Cependant, selon notre pratique clinique, nous pouvons dire aussi que les ressources sociales, culturelles, la religion bouddhiste, et surtout la famille sont à considérer comme des facteurs potentiels et originaux de résilience pour les adolescents cambodgiens afin d'élaborer les problèmes qu'ils rencontrent dans leur processus dynamique de développement. De ce fait, l’adolescent en tant qu'acteur et auteur de son développement, vit et doit s’organiser avec ces récits (dits, non-dits, somatisés) en prenant conscience et en les mettant à bonne distance afin de construire et reconstruire sa propre subjectivité singulière, dans ce contexte particulier.
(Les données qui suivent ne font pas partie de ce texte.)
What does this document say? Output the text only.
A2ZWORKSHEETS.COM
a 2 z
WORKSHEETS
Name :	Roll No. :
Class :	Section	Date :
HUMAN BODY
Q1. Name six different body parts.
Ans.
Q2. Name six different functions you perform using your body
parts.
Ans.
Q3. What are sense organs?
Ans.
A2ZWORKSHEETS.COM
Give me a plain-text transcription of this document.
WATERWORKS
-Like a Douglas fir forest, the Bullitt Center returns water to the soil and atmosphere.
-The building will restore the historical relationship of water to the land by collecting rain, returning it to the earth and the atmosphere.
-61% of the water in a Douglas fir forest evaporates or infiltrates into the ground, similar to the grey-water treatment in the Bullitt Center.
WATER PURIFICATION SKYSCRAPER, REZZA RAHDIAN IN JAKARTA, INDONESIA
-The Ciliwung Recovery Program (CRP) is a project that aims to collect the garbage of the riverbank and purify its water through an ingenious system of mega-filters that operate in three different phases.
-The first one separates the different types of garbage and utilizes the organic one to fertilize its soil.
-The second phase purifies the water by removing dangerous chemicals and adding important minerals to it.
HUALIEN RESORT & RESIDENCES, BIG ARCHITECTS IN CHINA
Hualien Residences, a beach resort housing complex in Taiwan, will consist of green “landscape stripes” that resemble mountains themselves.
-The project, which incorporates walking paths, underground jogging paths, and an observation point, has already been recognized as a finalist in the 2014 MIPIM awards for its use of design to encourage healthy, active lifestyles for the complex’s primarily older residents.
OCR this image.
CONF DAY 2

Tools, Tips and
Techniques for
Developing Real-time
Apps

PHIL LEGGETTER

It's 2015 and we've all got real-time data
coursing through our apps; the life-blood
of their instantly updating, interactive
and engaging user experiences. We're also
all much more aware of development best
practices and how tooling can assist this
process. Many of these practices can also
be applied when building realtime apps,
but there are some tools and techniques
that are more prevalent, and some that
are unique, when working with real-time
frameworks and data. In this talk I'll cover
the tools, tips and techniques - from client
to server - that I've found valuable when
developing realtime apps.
Ces appuis sont importants pour l’adolescent afin de créer ses compétences personnelles et professionnelles et aussi de construire-reconstruire le moi (Bruner, 2006). Cette construction-reconstruction sans fin relève d’un processus à la fois intérieur et extérieur. A l’intérieur il se compose de la mémoire, des sentiments, des croyances, de la subjectivité tandis qu’à l’extérieur il relève des autres, de l’apparente estime qu’ils nous apportent et de la culture dans laquelle nous évoluons.

Rappelons-nous que les résultats de l’enquête au département de psychologie et notre propre expérience en tant que psychologue clinicien nous amènent à souligner qu’il est nécessaire de prendre en charge les jeunes Cambodgiens qui ont des malaises importants, qui traversent une crise grave avec des souffrances psychiques, et que l’adolescence doit être le thème de recherche le plus urgent pour le domaine de la psychologie du développement.

Il est important aussi de comprendre les dynamiques psychiques des adolescents cambodgiens lorsqu'ils traversent une période de crise avec beaucoup de problèmes sociaux renvoyant à des problèmes divers chez eux tels que l’évolution technologique, les conflits intergénérationnels, le nouveau mouvement de politique économique, les toxicomanies, le Sida, la dépression… etc.